I think about the things I miss. I lost my parents before the age where you really start to appreciate your parents as fellow adults and recognize the wisdom of them. I didn’t learn the family recipes. I didn’t learn all of the family stories. I can’t ask for advice. My sister and I didn’t save all of the family heirlooms that I would have wanted… because when you’re 21 and living in a dorm, you aren’t really thinking about making sure to save all of your favorite Christmas Ornaments.
And so now, it’s always the little things that cut with an unexpected sharpness of loss and regret.
Dan and I went to see the National Christmas Tree lighting last week. As we were waiting in the security line to get into the Ellipse, the line wound past one of the gate houses to the White House. I remarked to Dan that this was likely near where my parents met. The story that I remember my Mom telling me was that she met my Dad, who was in the Secret Service during the Carter Administration, when he was at one of the Gate Houses to the White House. She was visiting the White House with one of her friends who was dating another Secret Service Agent. And apparently, my Dad was trying to impress my mom and ended up stumbling out of the gate house.

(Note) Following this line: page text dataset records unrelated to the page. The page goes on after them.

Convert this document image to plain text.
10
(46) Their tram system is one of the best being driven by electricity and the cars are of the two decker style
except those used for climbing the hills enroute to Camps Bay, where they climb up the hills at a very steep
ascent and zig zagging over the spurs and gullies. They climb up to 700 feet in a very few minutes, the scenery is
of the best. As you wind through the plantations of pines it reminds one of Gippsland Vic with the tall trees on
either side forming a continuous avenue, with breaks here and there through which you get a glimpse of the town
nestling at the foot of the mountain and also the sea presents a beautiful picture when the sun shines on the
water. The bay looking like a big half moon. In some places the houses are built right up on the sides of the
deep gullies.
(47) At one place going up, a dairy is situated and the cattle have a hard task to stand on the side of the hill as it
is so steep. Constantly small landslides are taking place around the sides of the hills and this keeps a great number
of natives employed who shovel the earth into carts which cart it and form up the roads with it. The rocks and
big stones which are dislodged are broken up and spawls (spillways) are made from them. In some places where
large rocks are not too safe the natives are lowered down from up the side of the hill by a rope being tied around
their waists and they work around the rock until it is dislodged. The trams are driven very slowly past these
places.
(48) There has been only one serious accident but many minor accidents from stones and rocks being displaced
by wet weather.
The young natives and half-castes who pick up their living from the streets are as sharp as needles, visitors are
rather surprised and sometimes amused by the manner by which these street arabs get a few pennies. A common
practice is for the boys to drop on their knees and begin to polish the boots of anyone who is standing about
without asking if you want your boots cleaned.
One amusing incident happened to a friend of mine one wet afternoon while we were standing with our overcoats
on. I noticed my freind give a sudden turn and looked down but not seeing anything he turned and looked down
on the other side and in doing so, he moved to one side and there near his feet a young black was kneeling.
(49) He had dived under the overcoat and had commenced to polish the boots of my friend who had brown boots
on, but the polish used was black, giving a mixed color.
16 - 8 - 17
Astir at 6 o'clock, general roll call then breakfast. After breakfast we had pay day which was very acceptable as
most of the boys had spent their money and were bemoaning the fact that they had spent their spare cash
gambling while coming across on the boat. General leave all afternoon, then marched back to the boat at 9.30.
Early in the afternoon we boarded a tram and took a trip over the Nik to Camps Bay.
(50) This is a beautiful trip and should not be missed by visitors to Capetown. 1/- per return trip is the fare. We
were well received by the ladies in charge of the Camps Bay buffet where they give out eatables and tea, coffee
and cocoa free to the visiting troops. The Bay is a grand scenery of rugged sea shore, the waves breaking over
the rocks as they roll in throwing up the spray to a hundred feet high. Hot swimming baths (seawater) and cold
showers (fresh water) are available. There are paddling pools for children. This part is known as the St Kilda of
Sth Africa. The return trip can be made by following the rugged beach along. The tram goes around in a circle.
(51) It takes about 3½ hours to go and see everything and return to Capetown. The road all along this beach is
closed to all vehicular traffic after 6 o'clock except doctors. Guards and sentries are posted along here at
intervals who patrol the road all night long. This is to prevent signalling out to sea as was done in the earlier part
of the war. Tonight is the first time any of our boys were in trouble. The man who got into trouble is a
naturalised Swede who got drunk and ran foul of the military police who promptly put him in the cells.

I was re-telling this bit of family trivia to Dan and he asked me what type of Secret Service work my father did and I realized I honestly had no idea. Something involving working at the gates, perhaps? I don’t know. I don’t even know if I am remembering this story correctly anymore. And I can’t ask my mom. And I probably didn’t listen as closely as I should have when she tried to tell me that story. Multiply that by pretty much every family story I know and every picture in every photo album that I have no memory of.

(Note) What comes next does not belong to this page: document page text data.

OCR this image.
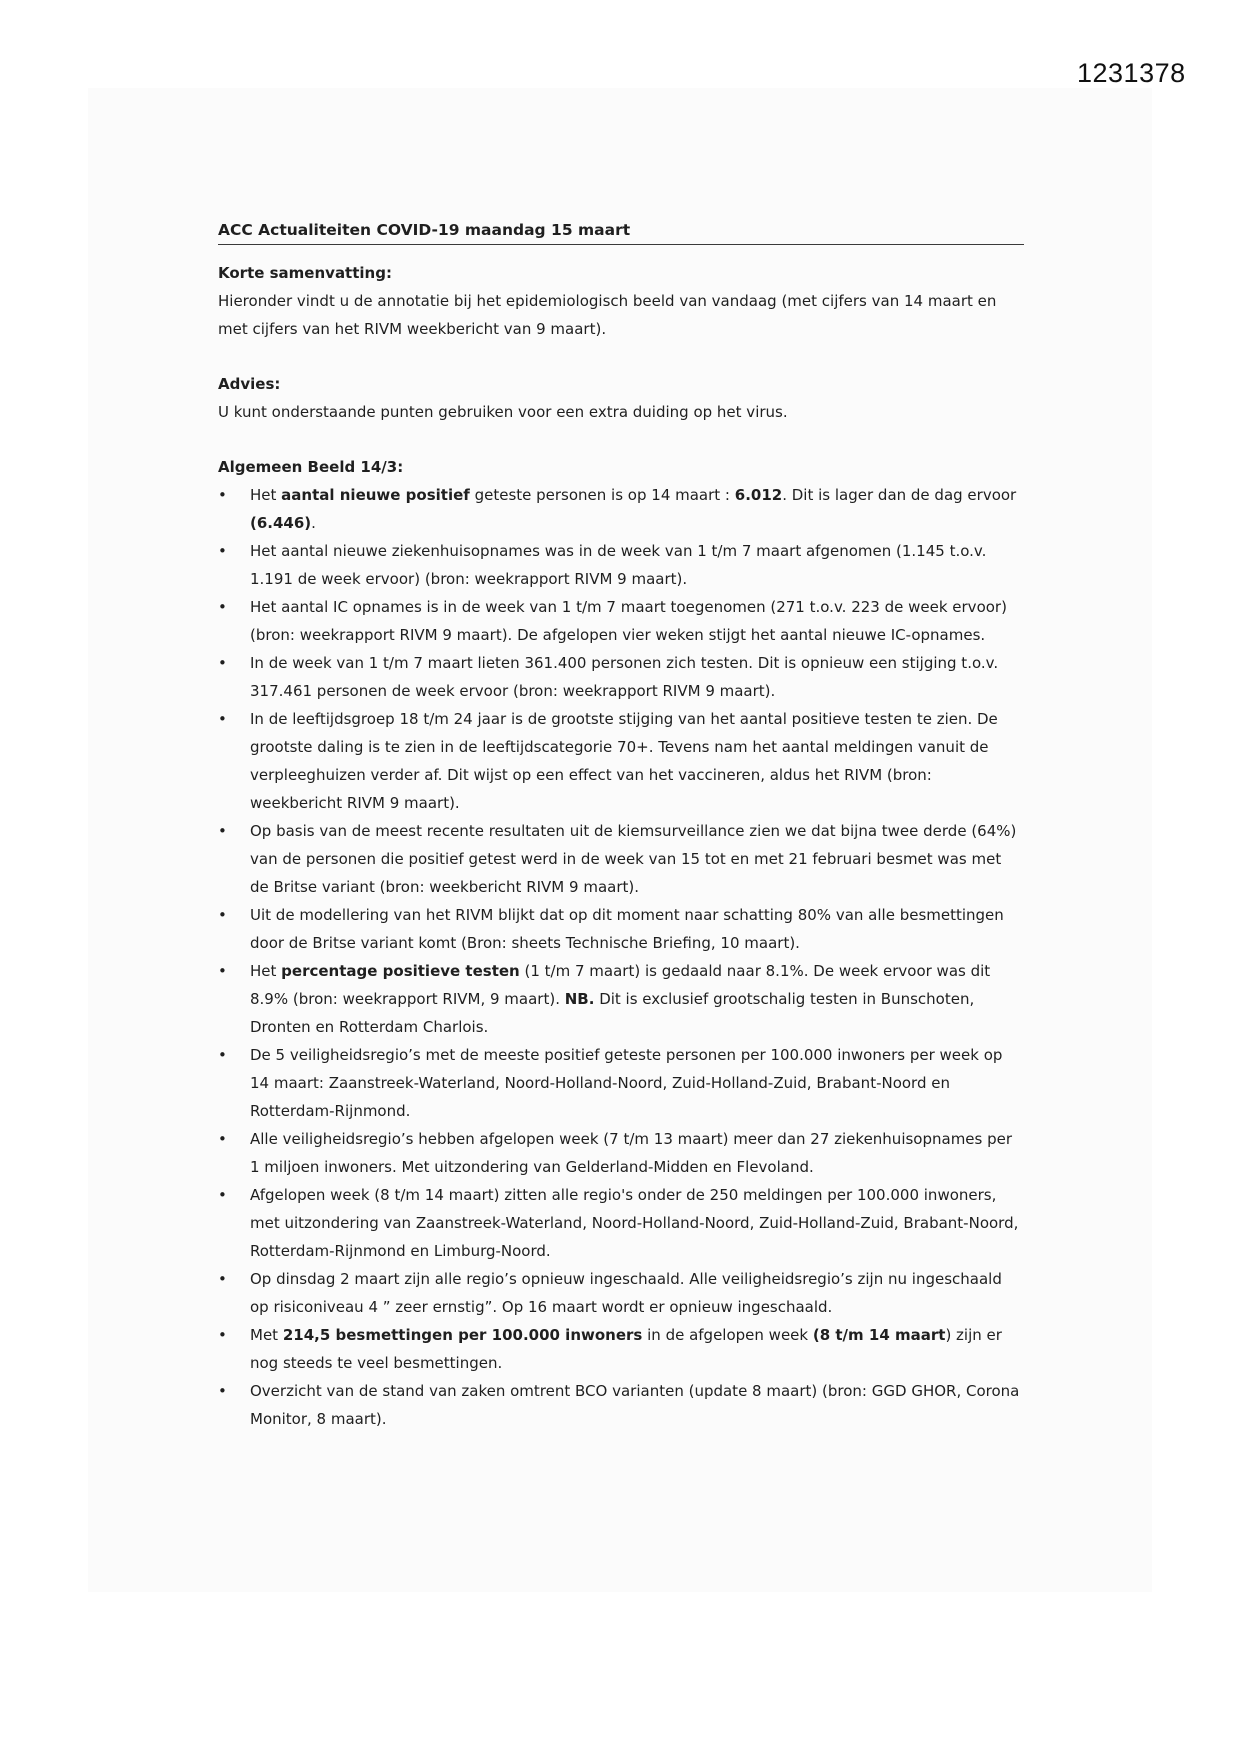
1231378
ACC Actualiteiten COVID-19 maandag 15 maart

Korte samenvatting:

Hieronder vindt u de annotatie bij het epidemiologisch beeld van vandaag (met cijfers van 14 maart en met cijfers van het RIVM weekbericht van 9 maart).

Advies:

U kunt onderstaande punten gebruiken voor een extra duiding op het virus.

Algemeen Beeld 14/3:

•	Het aantal nieuwe positief geteste personen is op 14 maart : 6.012. Dit is lager dan de dag ervoor (6.446).
•	Het aantal nieuwe ziekenhuisopnames was in de week van 1 t/m 7 maart afgenomen (1.145 t.o.v. 1.191 de week ervoor) (bron: weekrapport RIVM 9 maart).
•	Het aantal IC opnames is in de week van 1 t/m 7 maart toegenomen (271 t.o.v. 223 de week ervoor) (bron: weekrapport RIVM 9 maart). De afgelopen vier weken stijgt het aantal nieuwe IC-opnames.
•	In de week van 1 t/m 7 maart lieten 361.400 personen zich testen. Dit is opnieuw een stijging t.o.v. 317.461 personen de week ervoor (bron: weekrapport RIVM 9 maart).
•	In de leeftijdsgroep 18 t/m 24 jaar is de grootste stijging van het aantal positieve testen te zien. De grootste daling is te zien in de leeftijdscategorie 70+. Tevens nam het aantal meldingen vanuit de verpleeghuizen verder af. Dit wijst op een effect van het vaccineren, aldus het RIVM (bron: weekbericht RIVM 9 maart).
•	Op basis van de meest recente resultaten uit de kiemsurveillance zien we dat bijna twee derde (64%) van de personen die positief getest werd in de week van 15 tot en met 21 februari besmet was met de Britse variant (bron: weekbericht RIVM 9 maart).
•	Uit de modellering van het RIVM blijkt dat op dit moment naar schatting 80% van alle besmettingen door de Britse variant komt (Bron: sheets Technische Briefing, 10 maart).
•	Het percentage positieve testen (1 t/m 7 maart) is gedaald naar 8.1%. De week ervoor was dit 8.9% (bron: weekrapport RIVM, 9 maart). NB. Dit is exclusief grootschalig testen in Bunschoten, Dronten en Rotterdam Charlois.
•	De 5 veiligheidsregio’s met de meeste positief geteste personen per 100.000 inwoners per week op 14 maart: Zaanstreek-Waterland, Noord-Holland-Noord, Zuid-Holland-Zuid, Brabant-Noord en Rotterdam-Rijnmond.
•	Alle veiligheidsregio’s hebben afgelopen week (7 t/m 13 maart) meer dan 27 ziekenhuisopnames per 1 miljoen inwoners. Met uitzondering van Gelderland-Midden en Flevoland.
•	Afgelopen week (8 t/m 14 maart) zitten alle regio's onder de 250 meldingen per 100.000 inwoners, met uitzondering van Zaanstreek-Waterland, Noord-Holland-Noord, Zuid-Holland-Zuid, Brabant-Noord, Rotterdam-Rijnmond en Limburg-Noord.
•	Op dinsdag 2 maart zijn alle regio’s opnieuw ingeschaald. Alle veiligheidsregio’s zijn nu ingeschaald op risiconiveau 4 ” zeer ernstig”. Op 16 maart wordt er opnieuw ingeschaald.
•	Met 214,5 besmettingen per 100.000 inwoners in de afgelopen week (8 t/m 14 maart) zijn er nog steeds te veel besmettingen.
•	Overzicht van de stand van zaken omtrent BCO varianten (update 8 maart) (bron: GGD GHOR, Corona Monitor, 8 maart).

I think of the lifetime of events and milestones that I have and will go through alone. Not alone, maybe. I have my sister and my niece. I have Dan. I have my Dad’s side of the family. I have Dan’s family. I have a lot of wonderful friends. But that doesn’t change the emptiness that is there sometimes.

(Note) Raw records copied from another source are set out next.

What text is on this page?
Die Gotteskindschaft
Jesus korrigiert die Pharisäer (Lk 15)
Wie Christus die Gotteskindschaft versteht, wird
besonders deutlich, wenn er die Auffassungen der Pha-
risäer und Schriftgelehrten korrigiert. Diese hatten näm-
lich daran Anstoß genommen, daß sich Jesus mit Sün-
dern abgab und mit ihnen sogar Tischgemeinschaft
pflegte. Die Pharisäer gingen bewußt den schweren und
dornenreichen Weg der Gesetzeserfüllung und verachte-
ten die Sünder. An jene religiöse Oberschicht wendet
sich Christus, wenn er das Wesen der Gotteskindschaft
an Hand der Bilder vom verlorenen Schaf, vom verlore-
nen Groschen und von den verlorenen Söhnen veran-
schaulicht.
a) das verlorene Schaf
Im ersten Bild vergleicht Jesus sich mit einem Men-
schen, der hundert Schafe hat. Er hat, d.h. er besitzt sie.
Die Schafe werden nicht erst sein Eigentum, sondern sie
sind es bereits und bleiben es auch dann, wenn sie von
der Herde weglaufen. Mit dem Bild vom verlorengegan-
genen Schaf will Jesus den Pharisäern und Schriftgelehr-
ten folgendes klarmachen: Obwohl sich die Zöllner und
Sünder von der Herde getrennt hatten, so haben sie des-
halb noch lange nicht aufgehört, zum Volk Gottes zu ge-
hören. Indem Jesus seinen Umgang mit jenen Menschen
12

And I regret the distance that has grown between myself and family members, family friends, and old neighbors and friends in my hometown. When my mom got sick, she stopped calling people and didn’t want anyone to know how sick she was, so I sort of naturally followed suit. I stopped going to family gatherings, I stopped going to holiday parties, we moved away from our hometown into a small apartment. Between dealing with my mother’s illness and death, as well as being at an age and maturity level where you can’t recognize the importance of maintaining those connections when you are just so busy all of the important things in your life, all of a sudden I was making the guest list for my wedding and realized that I hadn’t seen extended family and friends, people who had known me my whole life, for 5 years. And I never really got those connections back. Maybe those people would know the full story of how my parents got together?
So today is the day for bandage ripping, and couch crying. For grief, and regrets, and memories. And a day for sharing it instead of pretending that I’m not crying.